- Le dispositif mis en place par le gouvernement britannique pour indemniser les victimes du « scandale Windrush » est un échec et viole le droit de nombreuses personnes à un recours effectif pour les violations des droits humains qu’elles ont subies.
- Ces dernières années, la génération Windrush, qui vit au Royaume-Uni depuis des décennies, a dû répondre à des exigences impossibles à satisfaire pour prouver ses droits de résidence, entraînant des conséquences dramatiques pour la vie des personnes concernées.
- Si un système d’indemnisation indépendant est nécessaire en raison des retards procéduraux importants subis par les demandeurs, un contrôle transparent et indépendant devrait être garanti dans l’intervalle, avec accès à l’aide juridique et droit de recours auprès d’un tribunal indépendant, étant donné que le système actuel est géré par l’agence qui à l’origine du problème.
(Londres, le 17 avril 2023) – Un programme du gouvernement britannique visant à indemniser les victimes du « scandale Windrush » est voué à l’échec et viole le droit à un recours effectif de ces victimes pour les violations des droits humains qu’elles ont subies de la part du ministère de l’Intérieur, a déclaré Human Rights Watch aujourd’hui.
Le 17 mai 2018, Theresa May, alors Première ministre, a présenté ses excuses pour ce scandale concernant des Britanniques noirs arrivés au Royaume-Uni en provenance des Caraïbes après la Seconde Guerre mondiale ; ces personnes ont dû, après avoir vécu et travaillé au Royaume-Uni pendant des décennies, répondre à des exigences gouvernementales impossibles à satisfaire pour prouver leur citoyenneté britannique ou leurs droits de résidence.
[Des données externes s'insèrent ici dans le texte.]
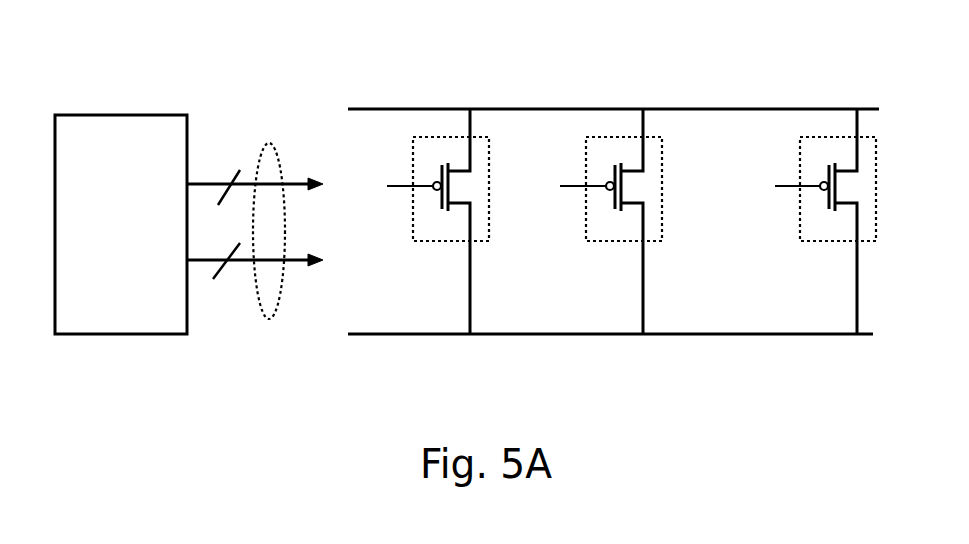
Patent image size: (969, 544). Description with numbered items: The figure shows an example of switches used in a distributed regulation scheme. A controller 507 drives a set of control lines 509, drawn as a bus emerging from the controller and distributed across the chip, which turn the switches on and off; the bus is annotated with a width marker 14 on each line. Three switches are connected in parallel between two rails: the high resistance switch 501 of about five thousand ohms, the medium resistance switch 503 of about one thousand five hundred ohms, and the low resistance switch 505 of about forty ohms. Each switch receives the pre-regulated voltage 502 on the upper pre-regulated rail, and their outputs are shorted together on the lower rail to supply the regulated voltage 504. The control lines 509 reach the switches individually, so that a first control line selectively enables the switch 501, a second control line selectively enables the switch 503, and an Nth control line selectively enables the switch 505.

The controller 507 is at (108, 334).
The control lines 509 is at (268, 143).
The control signal lines 14 is at (255, 218).
The pre-regulated voltage 502 is at (552, 108).
The regulated voltage 504 is at (508, 336).
The high resistance switch 501 is at (420, 241).
The medium resistance switch 503 is at (597, 241).
The low resistance switch 505 is at (812, 241).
En conséquence, ces personnes ont perdu leur emploi, leur logement, leurs soins de santé, leur pension et leurs avantages sociaux. Dans de nombreux cas, ils ont été détenus, expulsés et séparés de leur famille.
« Cinq ans après l’émergence du scandale Windrush, le système d’indemnisation mis en place par le ministère de l’Intérieur aggrave encore l’injustice en refusant aux demandeurs leur droit à des réparations pour les pertes et effets négatifs que ce système a eu sur leur vie, et ce pendant des années », a déclaré Almaz Teffera, chercheuse sur les questions de racisme en Europe à Human Rights Watch. « Le gouvernement britannique devrait confier le système d’indemnisation à un organisme indépendant qui garantisse à chaque demandeur d’être entendu de manière équitable et indépendante. »
En avril 2019, dans le cadre de la responsabilité qui incombe au gouvernement britannique de réparer les torts, le ministère de l’Intérieur a mis en place le système d’indemnisation Windrush (« Windrush Compensation Scheme ») afin d’indemniser les membres et les proches de la génération Windrush pour les pertes et les difficultés subies du fait qu’ils n’étaient pas en mesure de prouver leur statut légal au Royaume-Uni. La génération Windrush, qui a voyagé avec le droit légal de vivre et de travailler au Royaume-Uni, tient son nom du HMT Empire Windrush, le navire qui les a amenés au Royaume-Uni.
En février 2023, Human Rights Watch a mené des entretiens avec plus d’une douzaine de personnes qui ont une connaissance directe de la procédure d’indemnisation. Human Rights Watch a constaté que le système n’est pas adapté à l’objectif qu’il poursuit et qu’il devrait être réformé de toute urgence pour protéger les droits des demandeurs. Le système devrait être indépendant, fournir aux demandeurs une assistance juridique pour les aider dans des démarches complexes, réduire la charge de la preuve qui pèse indûment sur les demandeurs, et fournir des voies de recours significatives pour lutter contre l’arbitraire des décisions. En janvier, seuls 12,8 % des 11 500 demandeurs éligibles estimés avaient été indemnisés.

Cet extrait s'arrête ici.